Jakarta – Menteri Pertanian (Mentan) Andi Amran Sulaiman melaporkan kepada Presiden Prabowo Subianto bahwa produksi beras nasional tahun 2025 menembus capaian tertinggi dalam lima tahun terakhir. Berdasarkan data resmi Badan Pusat Statistik (BPS), produksi beras tahun ini meningkat 4,1 juta ton dibanding tahun sebelumnya.

“Kami sampaikan kepada Bapak Presiden bahwa produksi beras nasional meningkat signifikan sebesar 4,1 juta ton menurut data BPS. Ini merupakan pencapaian tertinggi sejak tahun 2019,” ujar Mentan Amran usai pertemuan dengan Presiden di Istana Negara, Jakarta, Selasa (4/11/2025).

Amran menegaskan bahwa perhatian besar Presiden Prabowo terhadap ketahanan pangan dan kesejahteraan petani menjadi faktor penting di balik lonjakan ini. Kementerian Pertanian (Kementan) juga memastikan peningkatan produksi diikuti oleh penguatan stok nasional dan stabilisasi harga di pasar.

“Stok beras nasional diproyeksikan menembus lebih dari 3 juta ton hingga akhir tahun, angka tertinggi dalam lima tahun terakhir. Kami pastikan stok dan produksi yang kuat ini akan menjaga stabilitas pangan nasional,” tambahnya.

Untuk mempertahankan tren positif tersebut, Kementan terus mengoptimalkan berbagai strategi jangka panjang, seperti penguatan sistem irigasi, intensifikasi dan ekstensifikasi lahan, serta pengembangan hilirisasi pertanian.

“Hilirisasi menjadi fokus utama karena potensinya besar dalam menciptakan hingga 1,6 juta lapangan kerja baru dan memperkuat ekspor nonmigas yang tumbuh 9,57 persen hingga September 2025,” jelas Mentan Amran.

Selain itu, Amran juga melaporkan upaya pemerintah dalam menjaga stabilitas harga beras nasional. Melalui kerja sama dengan Bulog, pemerintah terus melakukan operasi pasar agar harga tetap berada di bawah Harga Eceran Tertinggi (HET).

“Selama dua bulan terakhir harga beras sudah mulai turun, tapi kami tidak berhenti di situ. Operasi pasar akan terus dijalankan sampai harga benar-benar stabil di seluruh daerah,” tegasnya.

Sementara itu, data terbaru dari BPS menunjukkan bahwa produksi beras nasional tahun 2025 mencapai 34,77 juta ton, atau naik 13,54 persen dari tahun lalu.

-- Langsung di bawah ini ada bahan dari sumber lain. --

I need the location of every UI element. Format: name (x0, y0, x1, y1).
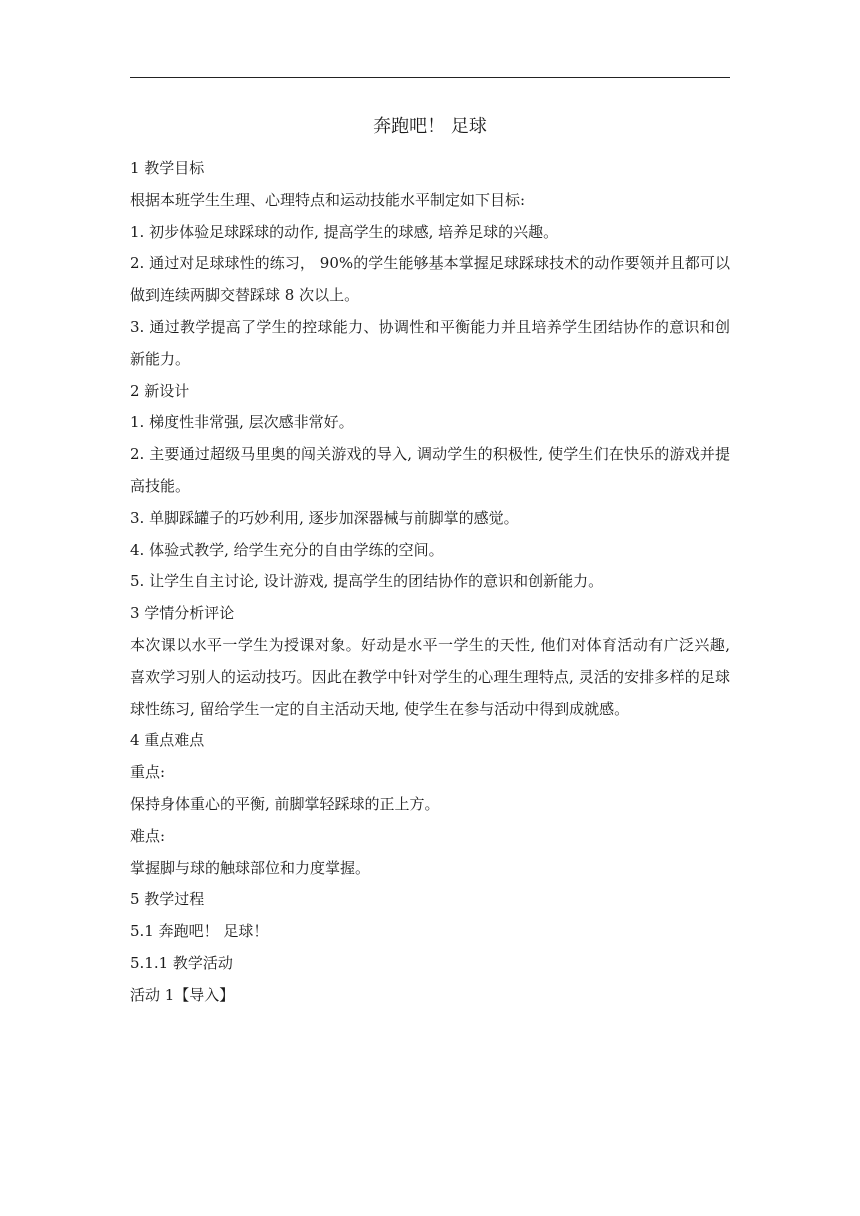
document-title: 奔跑吧！ 足球 (373, 116, 487, 137)
paragraph: 4. 体验式教学, 给学生充分的自由学练的空间。 (130, 540, 444, 559)
section-heading-student-analysis: 3 学情分析评论 (130, 604, 235, 623)
paragraph: 2. 主要通过超级马里奥的闯关游戏的导入, 调动学生的积极性, 使学生们在快乐的游戏并提高技能。 (130, 445, 730, 495)
paragraph: 掌握脚与球的触球部位和力度掌握。 (130, 858, 371, 877)
paragraph: 2. 通过对足球球性的练习， 90%的学生能够基本掌握足球踩球技术的动作要领并且都可以做到连续两脚交替踩球 8 次以上。 (130, 254, 730, 305)
document-body (130, 153, 730, 1012)
paragraph: 根据本班学生生理、心理特点和运动技能水平制定如下目标: (130, 190, 526, 209)
paragraph: 5. 让学生自主讨论, 设计游戏, 提高学生的团结协作的意识和创新能力。 (130, 572, 604, 591)
paragraph: 难点: (130, 826, 166, 845)
subsection-heading: 5.1 奔跑吧！ 足球！ (130, 922, 269, 941)
paragraph: 重点: (130, 763, 166, 782)
subsection-heading: 5.1.1 教学活动 (130, 953, 233, 972)
section-heading-key-points: 4 重点难点 (130, 731, 205, 750)
document-page (130, 0, 730, 1216)
paragraph: 本次课以水平一学生为授课对象。好动是水平一学生的天性, 他们对体育活动有广泛兴趣, 喜欢学习别人的运动技巧。因此在教学中针对学生的心理生理特点, 灵活的安排多样的足球球性练习, 留给学生一定的自主活动天地, 使学生在参与活动中得到成就感。 (130, 635, 730, 718)
paragraph: 1. 梯度性非常强, 层次感非常好。 (130, 413, 354, 432)
header-rule (130, 77, 730, 78)
section-heading-new-design: 2 新设计 (130, 381, 190, 400)
paragraph: 保持身体重心的平衡, 前脚掌轻踩球的正上方。 (130, 794, 440, 813)
paragraph: 3. 单脚踩罐子的巧妙利用, 逐步加深器械与前脚掌的感觉。 (130, 508, 519, 527)
paragraph: 活动 1【导入】 (130, 985, 235, 1004)
paragraph: 3. 通过教学提高了学生的控球能力、协调性和平衡能力并且培养学生团结协作的意识和创新能力。 (130, 317, 730, 368)
section-heading-teaching-process: 5 教学过程 (130, 890, 205, 909)
section-heading-teaching-goals: 1 教学目标 (130, 159, 205, 177)
paragraph: 1. 初步体验足球踩球的动作, 提高学生的球感, 培养足球的兴趣。 (130, 222, 559, 241)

Kenaikan ini didorong oleh luas panen yang bertambah hampir 13 persen, dengan potensi produksi padi mencapai 60,34 juta ton gabah kering giling (GKG).

Deputi Bidang Statistik Distribusi dan Jasa BPS, Pudji Ismartini, menilai pencapaian ini sebagai tonggak penting menuju swasembada pangan nasional.

“Kenaikan signifikan terjadi pada subround pertama (Januari–April) 2025, yang tumbuh hingga 26,54 persen dibanding tahun sebelumnya,” ujar Pudji.

Menutup laporannya, Mentan Amran menegaskan bahwa keberhasilan ini merupakan bukti nyata dari arah kebijakan pertanian yang efektif di bawah kepemimpinan Presiden Prabowo Subianto.

“Capaian ini menandai langkah besar Indonesia menuju kedaulatan pangan yang sesungguhnya,” pungkasnya.